Es difícil amar al prójimo.

“Para un cristiano resulta difícil amar al prójimo, sobre todo si es judío...” (Michel Onfray)
El ejemplo más fehaciente de tal imposibilidad lo tenemos en el campeón del cristianismo, Pablo de Tarso: su propio devenir vital, también doctrinal, lo demuestra.
El prójimo, para cualquiera de nosotros, no es otro que el que está más “próximo”. Es muy fácil decir que se ama al prójimo, por ejemplo sintiendo compasión por los refugiados sirios, en el Domund por los negritos de África, pero eso no es amor al prójimo. Tal amor se ha de demostrar con hechos. Lo otro es... ¿compasión, lástima, empatía...? aunque también el amor al prójimo implique estos sentimientos, por cierto.
Pablo tuvo como próximos a los primeros cristianos y a sus congéneres judíos. Su proceder con ambos fue, en momentos sucesivos, de odio y persecución. Él mismo lo dice (Hechos, 9 y 21).
En un principio se dedicó a perseguir a quienes se declaraban seguidores de Cristo (no tenían todavía el nombre de cristianos, aunque lo eran): entre otros perseguidos, ayudó a enviar al otro mundo a nada menos que Esteban, el lapidado. Antes de su caída del caballo, acudía a detener a un grupo de ellos.
Tras la visión fulgurante de la Verdad, su odio cambió de bando. Ofuscado por la nueva verdad –la de que Jesús había abolido su antigua religión, el judaísmo— los judíos no podían tener espacio vital en el nuevo mundo que se abría a sus ojos. Debían aceptar al Mesías, que venía a completar o a dar cumplimiento a las promesas de Dios. El judaísmo debía desaparecer, no tenía sentido.
Cierto es que no hay referencia alguna de que Pablo de Tarso masacrara judíos, pero su doctrina, su predicación y su pensamiento pusieron las bases para que otros lo hicieran, comenzando por las legiones romanas y terminando en Treblinka.
No podemos olvidar que los escritos evangélicos del Nuevo Testamento tienen una fecha posterior a la masacre de los romanos contra el pueblo judío durante las tres guerras judeo-romanas entre los años 66 y 73 (toma y destrucción de Massada).
En el año 70 las legiones de Tito destruyeron Jerusalén, incendiaron el Templo, demolieron las fortalezas judías y esclavizaron a gran parte de la población (Flavio Josefo,Guerra de los judíos. Libro V, el asedio y destrucción de Jerusalén). LEER.

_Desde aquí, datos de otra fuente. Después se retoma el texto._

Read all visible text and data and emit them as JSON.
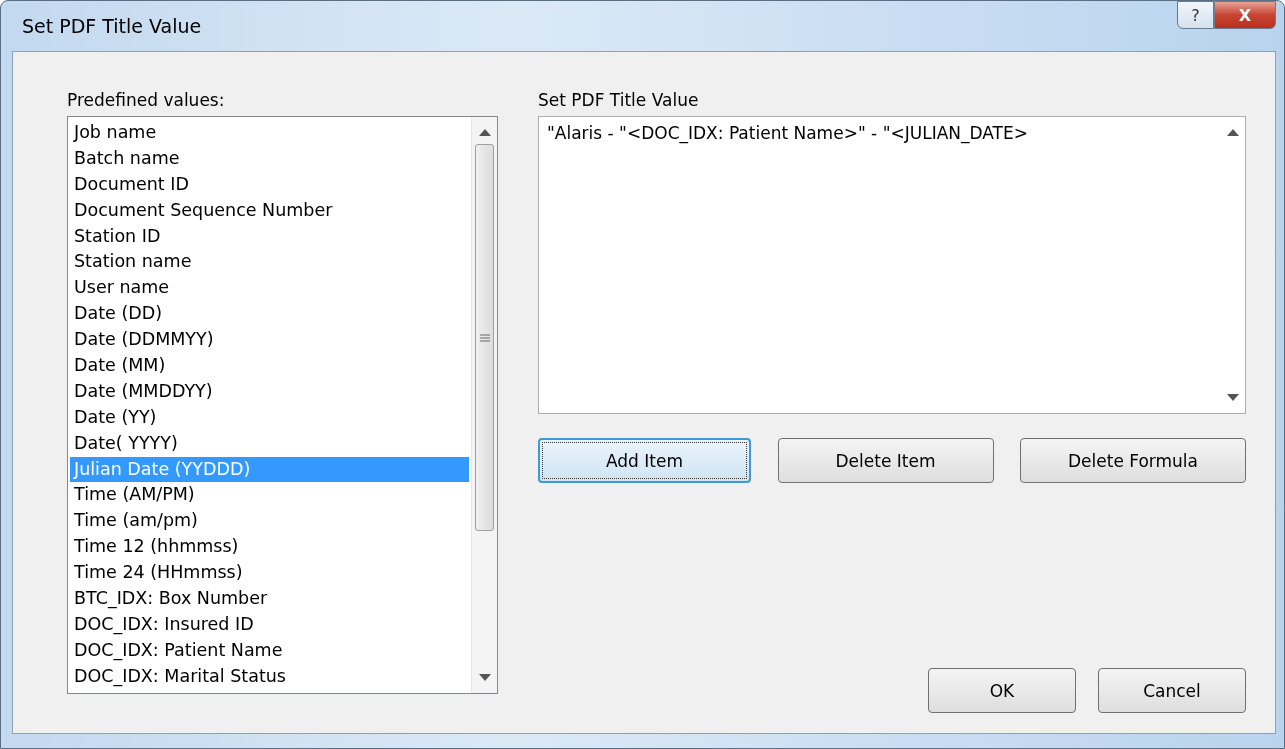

Estos hechos bélicos fueron los que verdaderamente destruyeron la unidad física del pueblo judío, aunque no su entidad como congregación religiosa, mantenida hasta nuestros días. No se sabe de pueblo alguno que, sin tener territorio propio, haya conservado sus usos, prácticas, ritos y costumbres durante al menos tres milenios, algo que podría hacer pensar en una verdadera asistencia divina y en que dicha religión deba ser la verdadera: los hechos lo confirman. Aún hoy la destrucción del Templo se recuerda en el día de duelo Tisha b’Av.

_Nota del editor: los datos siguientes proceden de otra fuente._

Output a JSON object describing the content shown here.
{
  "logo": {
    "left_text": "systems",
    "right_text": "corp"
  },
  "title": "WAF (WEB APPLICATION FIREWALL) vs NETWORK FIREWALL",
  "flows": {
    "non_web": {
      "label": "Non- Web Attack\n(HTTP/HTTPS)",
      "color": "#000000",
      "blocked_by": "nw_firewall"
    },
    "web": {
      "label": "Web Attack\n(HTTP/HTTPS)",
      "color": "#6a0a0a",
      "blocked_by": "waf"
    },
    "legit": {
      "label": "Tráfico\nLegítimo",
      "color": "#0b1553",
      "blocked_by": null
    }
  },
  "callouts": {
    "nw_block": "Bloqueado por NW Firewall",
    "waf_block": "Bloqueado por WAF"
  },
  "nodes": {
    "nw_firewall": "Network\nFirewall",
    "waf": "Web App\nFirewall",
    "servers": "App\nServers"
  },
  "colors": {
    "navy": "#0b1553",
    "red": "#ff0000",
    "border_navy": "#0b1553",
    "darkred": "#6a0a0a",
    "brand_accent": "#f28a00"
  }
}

Pablo de Tarso se topó con muchos centros de culto judío en las ciudades en que esparció su novedosa doctrina. Incluso a ellos acudió y de ellos fue rechazado. Un elemento más para su “amor” a quienes no quisieron recibir el mensaje de salvación.

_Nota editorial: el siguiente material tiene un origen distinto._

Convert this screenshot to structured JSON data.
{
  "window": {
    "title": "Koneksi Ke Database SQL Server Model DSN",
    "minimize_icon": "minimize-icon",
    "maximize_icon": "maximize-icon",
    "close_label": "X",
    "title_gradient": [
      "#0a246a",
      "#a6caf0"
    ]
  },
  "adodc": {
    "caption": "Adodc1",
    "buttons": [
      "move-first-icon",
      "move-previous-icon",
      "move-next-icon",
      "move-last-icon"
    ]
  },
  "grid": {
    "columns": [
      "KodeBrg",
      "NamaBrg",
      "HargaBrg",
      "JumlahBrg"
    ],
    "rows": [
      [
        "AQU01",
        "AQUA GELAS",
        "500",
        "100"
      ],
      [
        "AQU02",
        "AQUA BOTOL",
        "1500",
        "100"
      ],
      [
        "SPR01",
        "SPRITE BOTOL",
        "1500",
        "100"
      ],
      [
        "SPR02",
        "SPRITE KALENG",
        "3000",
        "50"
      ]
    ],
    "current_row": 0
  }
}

La prolongada guerra judeo-romana, de una crueldad que los romanos nunca habían padecido y que supuso la dispersión de los judíos, tuvo su interpretación religiosa en los Evangelios (profecías “ex eventu” recogidas en los escritos evangélicos) y en leyendas como la del “judío errante”.
La leyenda del “judío errante” explica la diáspora judía y la carencia de tierra desde la destrucción de Jerusalén y la dominación romana. También esta leyenda, de claro espíritu anti judío, tiene su origen en fuentes cristianas, para explicar un hecho concreto, la “diáspora”. Es el padre Feijoo el que aporta la versión más curiosa de este mito y el que proporciona uno de los muchos nombres con que fue conocido el tal judío: cuando Jesús ascendía hacia el Calvario cargado con la cruz, se detuvo en demanda de agua ante la casa de un judío. Éste se la negó por considerarlo reo y traidor al pueblo de Israel, diciéndole: “Vete de aquí, ¿por qué te detienes?”. Jesús le contestó: “Sí, yo descansaré, pero tú andarás errante hasta que yo vuelva”. Más o menos, lo que aparece en Mateo 16, 28.
Es claro por otra parte el pensamiento que domina en Pablo y los Evangelios sobre la responsabilidad de la muerte de Jesús. Para ellos tal responsabilidad recae exclusivamente en los judíos, no en los romanos. Ambos, Pablo y evangelistas, exculpan a las autoridades romanas del deicidio: no era políticamente oportuno ni procedía culpar a quienes regían los destinos del mundo en ese momento.
“Porque vosotros, hermanos, habéis seguido el ejemplo de las Iglesias de Dios que están en Judea, en Cristo Jesús, pues también vosotros habéis sufrido de vuestros compatriotas las mismas cosas que ellos de parte de los judíos; éstos son los que dieron muerte al Señor y a los profetas y los que nos han perseguido a nosotros; no agradan a Dios y son enemigos de todos los hombres” (I Tes. 2, 15).
Más claro, imposible. Y no olvidemos que el pensamiento de Pablo de Tarso influyó poderosamente en la redacción de los Evangelios, posteriores a estas primeras Cartas. El mismísimo Jesús, el amoroso Jesús, dice por boca de Juan (8, 44) que los judíos son hijos del diablo:
“Vosotros tenéis por padre al diablo y os esforzáis en ejecutar los deseos de vuestro padre. Él fue homicida desde el principio y no se mantuvo en la verdad, pues en él no hay verdad”. Los cristianos extrajeron las consecuencias.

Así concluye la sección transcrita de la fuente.